Vicky Christou was born in Melbourne, Australia and immigrated to Canada in 1969. She is a graduate of the Emily Carr College of Art and Design. Her work exists somewhere between painting and sculpture. She is inspired, she says, ‘by the simultaneous happenings of visual and personal metaphorical dialogues.’
Multiple layers of impasto are protected by a woven textile grid to produce striking 3 dimensional images of light and shade.
Jeremy Mangan was born in Seattle and has spent most of his life in the Pacific Northwest. He studied at PLU in Tacoma also in Munich, Germany and New York. There is something of Rene Magritte in Mangan’s paintings. He uses a realist technique to paint recognizable objects in an unusual context thereby creating improbable landscapes and events.
“My current work explores phenomena: the unusual,
exceptional moments just on the edge of plausibility,
and occasionally beyond.” Jeremy Mangan
He has shown frequently in Tacoma and Seattle and now Victorians have a chance to see his work.
Sean Mills, a graduate of Emily Carr University, based in Vancouver, explores light and transparency using paint and plexiglass. He sees paint as both occupying and containing space. The way his works play with light and shadow makes them appear less substantial than they actually are.
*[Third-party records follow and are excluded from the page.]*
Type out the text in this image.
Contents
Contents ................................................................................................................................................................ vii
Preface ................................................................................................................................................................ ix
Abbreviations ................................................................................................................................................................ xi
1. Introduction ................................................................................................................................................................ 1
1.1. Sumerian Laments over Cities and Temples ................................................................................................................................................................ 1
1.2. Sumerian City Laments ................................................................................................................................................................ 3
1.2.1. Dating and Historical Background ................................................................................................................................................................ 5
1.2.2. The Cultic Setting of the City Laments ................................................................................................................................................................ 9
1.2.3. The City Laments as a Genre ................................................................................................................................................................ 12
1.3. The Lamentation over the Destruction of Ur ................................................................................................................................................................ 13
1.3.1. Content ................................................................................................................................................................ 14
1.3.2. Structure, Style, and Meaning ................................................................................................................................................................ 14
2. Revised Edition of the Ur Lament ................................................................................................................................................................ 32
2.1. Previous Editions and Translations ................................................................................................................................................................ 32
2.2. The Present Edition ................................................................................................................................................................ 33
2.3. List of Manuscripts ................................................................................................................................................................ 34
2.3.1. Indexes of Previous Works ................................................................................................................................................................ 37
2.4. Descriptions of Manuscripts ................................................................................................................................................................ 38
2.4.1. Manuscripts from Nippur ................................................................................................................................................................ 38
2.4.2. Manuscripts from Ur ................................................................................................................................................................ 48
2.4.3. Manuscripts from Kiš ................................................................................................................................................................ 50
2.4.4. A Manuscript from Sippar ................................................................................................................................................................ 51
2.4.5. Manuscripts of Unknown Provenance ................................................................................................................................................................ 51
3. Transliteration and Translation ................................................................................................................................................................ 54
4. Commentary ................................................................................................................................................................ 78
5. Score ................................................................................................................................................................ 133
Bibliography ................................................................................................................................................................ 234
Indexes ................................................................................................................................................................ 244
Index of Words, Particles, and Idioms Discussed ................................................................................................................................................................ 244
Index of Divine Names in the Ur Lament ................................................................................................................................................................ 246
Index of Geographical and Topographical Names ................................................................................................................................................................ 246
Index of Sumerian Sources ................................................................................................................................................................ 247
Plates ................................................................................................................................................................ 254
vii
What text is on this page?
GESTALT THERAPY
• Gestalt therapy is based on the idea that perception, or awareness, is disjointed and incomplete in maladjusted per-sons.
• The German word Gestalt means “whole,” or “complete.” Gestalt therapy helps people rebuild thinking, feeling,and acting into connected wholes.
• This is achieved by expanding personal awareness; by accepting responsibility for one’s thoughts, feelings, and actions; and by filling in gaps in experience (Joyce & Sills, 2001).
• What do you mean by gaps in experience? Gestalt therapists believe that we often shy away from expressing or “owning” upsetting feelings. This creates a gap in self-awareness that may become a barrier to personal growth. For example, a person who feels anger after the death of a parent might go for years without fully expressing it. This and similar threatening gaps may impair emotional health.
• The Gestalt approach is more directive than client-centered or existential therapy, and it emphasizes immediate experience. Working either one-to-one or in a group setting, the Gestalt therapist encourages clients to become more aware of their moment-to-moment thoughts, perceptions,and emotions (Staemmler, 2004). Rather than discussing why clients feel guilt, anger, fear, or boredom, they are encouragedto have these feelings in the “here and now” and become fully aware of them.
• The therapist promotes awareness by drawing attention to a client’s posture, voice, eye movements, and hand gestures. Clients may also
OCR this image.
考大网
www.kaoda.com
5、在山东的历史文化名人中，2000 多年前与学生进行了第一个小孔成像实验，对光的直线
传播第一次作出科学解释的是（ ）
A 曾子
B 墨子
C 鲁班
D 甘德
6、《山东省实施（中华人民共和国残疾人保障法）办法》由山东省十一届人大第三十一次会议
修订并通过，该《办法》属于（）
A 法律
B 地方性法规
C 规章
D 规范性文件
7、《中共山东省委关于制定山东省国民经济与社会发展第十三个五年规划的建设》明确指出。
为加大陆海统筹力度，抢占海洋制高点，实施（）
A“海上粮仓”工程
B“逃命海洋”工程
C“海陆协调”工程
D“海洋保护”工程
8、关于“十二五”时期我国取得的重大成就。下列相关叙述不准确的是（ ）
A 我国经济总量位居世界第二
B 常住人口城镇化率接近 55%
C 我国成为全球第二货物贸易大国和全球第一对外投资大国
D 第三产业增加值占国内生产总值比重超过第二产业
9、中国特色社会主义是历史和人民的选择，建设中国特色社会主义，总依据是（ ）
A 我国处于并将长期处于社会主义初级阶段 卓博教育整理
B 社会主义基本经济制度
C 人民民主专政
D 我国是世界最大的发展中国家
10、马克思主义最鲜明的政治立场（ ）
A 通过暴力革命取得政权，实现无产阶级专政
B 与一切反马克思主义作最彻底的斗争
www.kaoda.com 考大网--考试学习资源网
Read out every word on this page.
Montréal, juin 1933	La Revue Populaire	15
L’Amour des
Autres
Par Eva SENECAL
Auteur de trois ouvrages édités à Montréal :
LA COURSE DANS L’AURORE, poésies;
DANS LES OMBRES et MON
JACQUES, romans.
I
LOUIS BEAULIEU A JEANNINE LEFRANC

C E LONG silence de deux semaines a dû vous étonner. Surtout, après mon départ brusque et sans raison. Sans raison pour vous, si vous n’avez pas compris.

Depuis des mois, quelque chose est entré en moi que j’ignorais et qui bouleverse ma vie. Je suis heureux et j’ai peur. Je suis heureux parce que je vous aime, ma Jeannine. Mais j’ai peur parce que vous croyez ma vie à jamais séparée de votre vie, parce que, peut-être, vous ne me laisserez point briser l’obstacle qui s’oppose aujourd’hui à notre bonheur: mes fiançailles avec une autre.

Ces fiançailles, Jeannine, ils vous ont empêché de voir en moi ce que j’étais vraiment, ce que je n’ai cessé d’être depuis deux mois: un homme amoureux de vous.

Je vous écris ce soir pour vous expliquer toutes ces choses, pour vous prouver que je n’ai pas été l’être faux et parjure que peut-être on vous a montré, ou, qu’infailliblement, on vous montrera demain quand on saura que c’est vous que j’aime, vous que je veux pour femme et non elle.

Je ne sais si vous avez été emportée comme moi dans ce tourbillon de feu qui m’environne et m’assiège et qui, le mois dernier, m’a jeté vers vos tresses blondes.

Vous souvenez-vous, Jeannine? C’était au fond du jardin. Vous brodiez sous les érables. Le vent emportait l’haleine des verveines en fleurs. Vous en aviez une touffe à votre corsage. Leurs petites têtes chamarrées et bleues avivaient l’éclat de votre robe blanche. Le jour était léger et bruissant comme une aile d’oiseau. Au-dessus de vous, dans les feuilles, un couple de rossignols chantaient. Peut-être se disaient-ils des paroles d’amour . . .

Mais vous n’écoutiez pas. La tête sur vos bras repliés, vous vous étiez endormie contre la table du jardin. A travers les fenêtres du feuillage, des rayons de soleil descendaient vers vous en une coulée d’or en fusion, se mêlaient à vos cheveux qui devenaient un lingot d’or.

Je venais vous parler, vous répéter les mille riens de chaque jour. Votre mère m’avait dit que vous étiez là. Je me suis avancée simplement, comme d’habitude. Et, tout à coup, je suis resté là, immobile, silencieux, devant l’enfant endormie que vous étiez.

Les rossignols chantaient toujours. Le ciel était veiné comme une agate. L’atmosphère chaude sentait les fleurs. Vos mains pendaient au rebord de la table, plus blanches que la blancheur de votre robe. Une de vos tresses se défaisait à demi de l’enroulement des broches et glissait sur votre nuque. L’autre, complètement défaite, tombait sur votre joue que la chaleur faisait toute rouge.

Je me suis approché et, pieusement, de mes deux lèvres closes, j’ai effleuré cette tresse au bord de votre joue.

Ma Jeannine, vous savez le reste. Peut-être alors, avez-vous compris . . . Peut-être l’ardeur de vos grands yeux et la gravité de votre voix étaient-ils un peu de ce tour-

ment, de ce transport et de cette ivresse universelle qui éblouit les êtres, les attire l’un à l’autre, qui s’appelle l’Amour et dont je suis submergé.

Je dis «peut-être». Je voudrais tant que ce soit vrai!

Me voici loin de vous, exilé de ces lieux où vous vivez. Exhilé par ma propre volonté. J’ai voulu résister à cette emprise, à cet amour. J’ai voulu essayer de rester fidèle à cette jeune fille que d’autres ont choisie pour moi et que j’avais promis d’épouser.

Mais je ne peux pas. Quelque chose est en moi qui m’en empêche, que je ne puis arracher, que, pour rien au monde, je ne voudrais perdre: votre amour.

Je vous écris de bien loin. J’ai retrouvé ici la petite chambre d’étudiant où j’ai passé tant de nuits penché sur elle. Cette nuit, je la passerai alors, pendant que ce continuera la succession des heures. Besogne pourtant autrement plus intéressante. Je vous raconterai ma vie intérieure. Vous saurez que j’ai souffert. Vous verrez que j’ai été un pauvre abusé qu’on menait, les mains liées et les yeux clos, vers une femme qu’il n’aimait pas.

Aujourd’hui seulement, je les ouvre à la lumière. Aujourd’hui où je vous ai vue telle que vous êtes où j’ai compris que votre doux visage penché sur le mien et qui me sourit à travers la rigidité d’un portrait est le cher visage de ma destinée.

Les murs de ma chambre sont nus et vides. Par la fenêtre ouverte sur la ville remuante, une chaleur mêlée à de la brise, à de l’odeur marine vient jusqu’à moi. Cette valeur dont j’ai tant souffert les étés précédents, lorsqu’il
Neil McClelland is from Gatineau, Quebec now living in Victoria where he teaches sessionally at UVic and Vancouver Island School of Art. Of all the artists in this show perhaps McClelland comes closest to having a political agenda. His current interest is the perfectibility of society and his striking, albeit somewhat ominous, paintings capture the current societal unease.
See:
In a lighter vein is Carollyne Yardley who is best known in
Victoria for her squirrels, cheeky little critters that appear in her paintings
in various disguises. Squirrels and masks have led to her current
preoccupation, therianthropy (the ancient belief of shapeshifting, and
animal ancestors), and theriocephaly (animal-headed humanoid forms such as the
ancient Egyptian gods Ra, Sobek, and Anubis). She has also been
collaborating with Rande Ola K’alapa. Rande is part of a new generation
of indigenous artists who are open to cross-cultural experimentation. Their show
‘Shapeshifting’ is ongoing at the Fazakas Gallery in Vancouver.